Wednesday, September 5, 2018

bugs, infections and hospitals, oh my!



              

The last couple of days have been a little busy as Elise’s strange mosquito allergy has turned into an infection.  I made her some garlic poultices and rotated them off and on while throwing in my essential oils and, in my defense (Hannah said I was going overboard), the swelling on her arm went away with my efforts.  Our family was very sweet and very concerned about it so this afternoon (after reading about all sorts of complications with infections), I gave in to their insistence that we take her to the 평원 (hospital).  It took me years of freaking out before I found out that when Koreans take someone to the hospital, they are normally just taking them to the doctor.  I used to worry so much every time I was told that my mother in law went to the hospital!  So Elise went to the “hospital”, I discovered how dirt cheap a doctor visit is in Korea and then we all had peace of mind.  Chris' sweet aunt drove us over and did a bang up job of speaking Korean for me. I was warned that without insurance, I would have to pay for the whole bill.  I barely scraped together the $15 to cover it. ;) And then the prescriptions for a few different medications…that came to a whopping $11.  Needless to say, I am no longer quite as concerned about the kids getting sick over here.  As a little side note before you berate the state of healthcare in the United States, this is the same country that said Chris’ grandma was too old for open heart surgery to be worth it some 15 years ago.  I’m pretty glad that family pulled together the funds and that we got to make that decision, not them.
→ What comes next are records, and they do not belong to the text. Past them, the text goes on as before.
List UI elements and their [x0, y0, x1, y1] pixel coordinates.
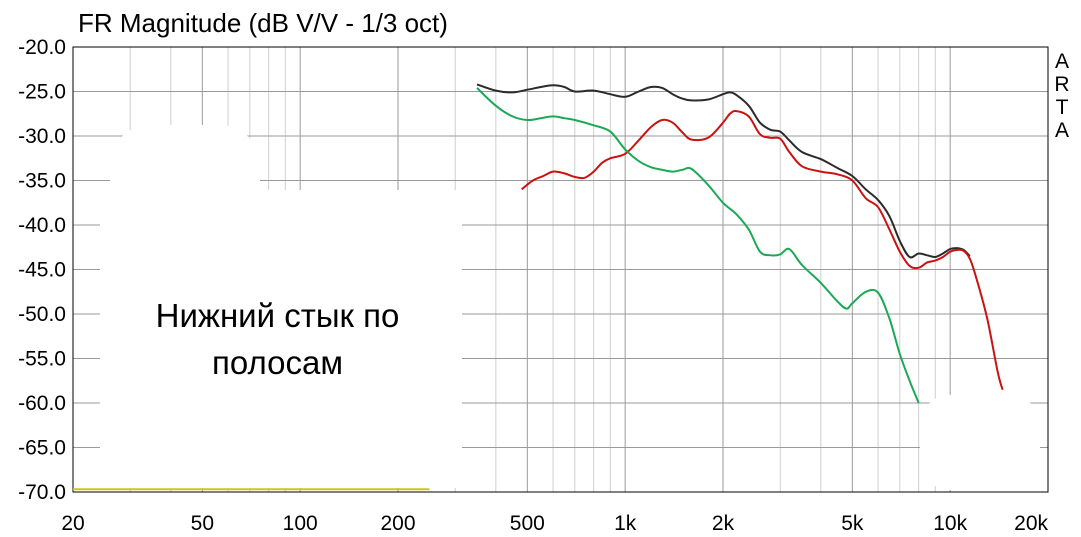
- y-tick-label: -50.0: [18, 303, 66, 326]
- series-layer: [72, 83, 1004, 491]
- brand-letter: A: [1054, 50, 1069, 73]
- y-tick-label: -35.0: [18, 170, 66, 193]
- chart-annotation: Нижний стык по полосам: [120, 292, 435, 386]
- y-tick-label: -60.0: [18, 392, 66, 415]
- erased-area: [100, 190, 462, 488]
- brand-label: A R T A: [1052, 50, 1072, 142]
- brand-letter: A: [1054, 119, 1069, 142]
- y-tick-label: -30.0: [18, 125, 66, 148]
- y-tick-label: -55.0: [18, 348, 66, 371]
- series-line-3: [476, 87, 920, 404]
- series-line-1: [476, 83, 971, 259]
- chart-title: FR Magnitude (dB V/V - 1/3 oct): [78, 8, 448, 38]
- brand-letter: R: [1054, 73, 1070, 96]
- x-tick-label: 2k: [712, 512, 735, 535]
- brand-letter: T: [1055, 96, 1069, 119]
- y-tick-label: -25.0: [18, 81, 66, 104]
- x-tick-label: 20k: [1014, 512, 1048, 535]
- x-tick-label: 200: [380, 512, 415, 535]
- y-tick-label: -65.0: [18, 437, 66, 460]
- series-line-2: [520, 109, 1004, 390]
- y-axis-ticks: -20.0 -25.0 -30.0 -35.0 -40.0 -45.0 -50.0 -55.0…: [18, 36, 66, 504]
- x-tick-label: 500: [510, 512, 545, 535]
- erased-area-top: [110, 125, 260, 193]
- erased-area-right: [920, 395, 1040, 490]
- x-axis-ticks: 20 50 100 200 500 1k 2k 5k 10k 20k: [61, 512, 1048, 535]
- y-tick-label: -45.0: [18, 259, 66, 282]
- y-tick-label: -40.0: [18, 214, 66, 237]
- x-tick-label: 1k: [614, 512, 637, 535]
- annotation-line-2: полосам: [211, 344, 344, 381]
- y-tick-label: -70.0: [18, 481, 66, 504]
- y-tick-label: -20.0: [18, 36, 66, 59]
- x-tick-label: 10k: [933, 512, 967, 535]
- annotation-line-1: Нижний стык по: [155, 297, 400, 334]
- x-tick-label: 100: [283, 512, 318, 535]
- plot-frame: [72, 46, 1049, 493]
- x-tick-label: 5k: [841, 512, 864, 535]
- x-tick-label: 20: [61, 512, 84, 535]
- x-tick-label: 50: [191, 512, 214, 535]
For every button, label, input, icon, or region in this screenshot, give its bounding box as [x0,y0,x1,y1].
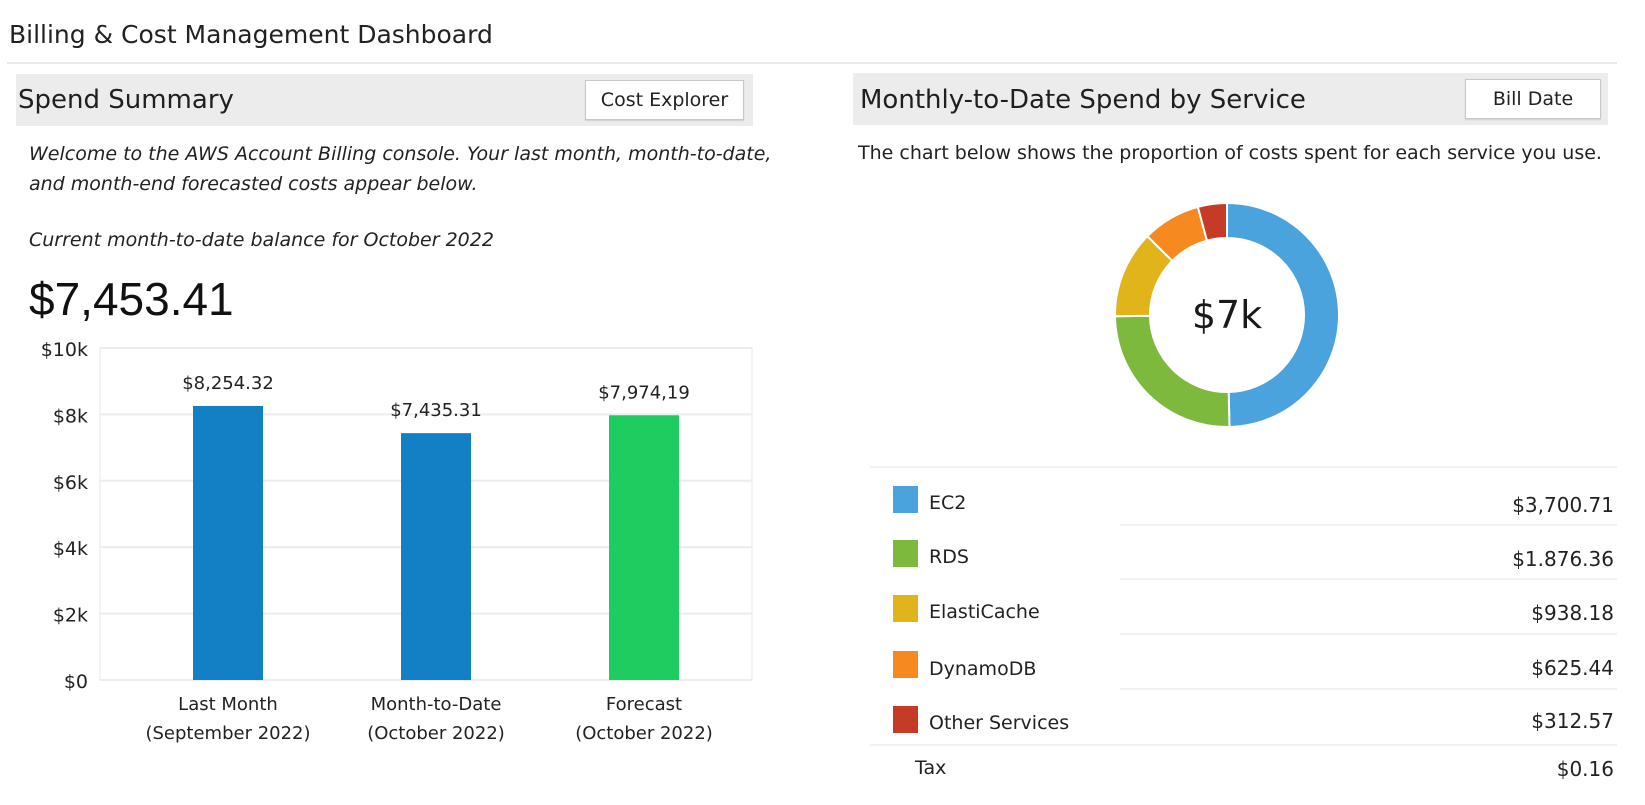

The bottom line is that I don’t have to stay up all night worrying about Elise dying in Korea and, much to her disappointment, she gets to go to school tomorrow.  She was such a sweet patient, always thanking me profusely for anything I did for her and just enjoying our time together.  It was a nice change of pace having her home, beyond the worrying and covering her in garlic all day.  This girl and her darn mosquito bites.  We now put mosquito repellant on her twice a day. 
                                 

Before Elise’s infection started peaking, we took a little trip to a riverside park close to the girls’ school.  I thought it would be a fun after school trip but I am now learning how pooped the kids are after a day full of class time.  Hannah lost 7 attitude points at the park!  The other girls only had a bad attitude until they got close enough to the river to see the swan boats.  They quickly perked up as the swan boats were a bucket list item on our last trip that we never got to cross off due to wind.  We came.  We swanned.  We conquered.  But not before our boat died in the middle of the river.  There was a school kayaking team out practicing and I felt really bad not being able to steer out of their way, but help eventually came.  Contrary to Elise’s belief, it died from a bunch of gunk being in the motor, not due to my general incompetence.  Hannah was in a much better mood once our boat died as her sense of adventure kicked in.  She was humiliated when I replied (she apparently wanted me to sit silent!) to some of the kayakers who were concerned.  My korean stinks enough that I told him to please tell my friend that our boat died vs what I was going for, which was “We’re ok.  We told our friend that our boat died.”  He raced over in his kayak and told Chloe all about our boat dying and I realized my mistake while he paddled.  Oops!  I forgot to use past tense AND I didn’t use an object marker.  Korean has very flexible word order but you put markers on the subject and object.  When speaking casually, sometimes they drop either/both and leave it to context.  This was apparently not a good time to do this.  I’ve decided to leave it to the natives to decide when they feel comfortable dropping markers but that I am not quite experienced enough to decide. 

In other good news: The flower bread lady has come out.  She makes little flower waffles filled with red bean in her cart and we’ve missed her immensly.  We had started to wonder if she had moved, but all is well in the world.  


(Also, you're welcome for the cute puppy pictures instead of Elise's gross arm pictures, which I do have plenty of. I thought these were better alternatives.)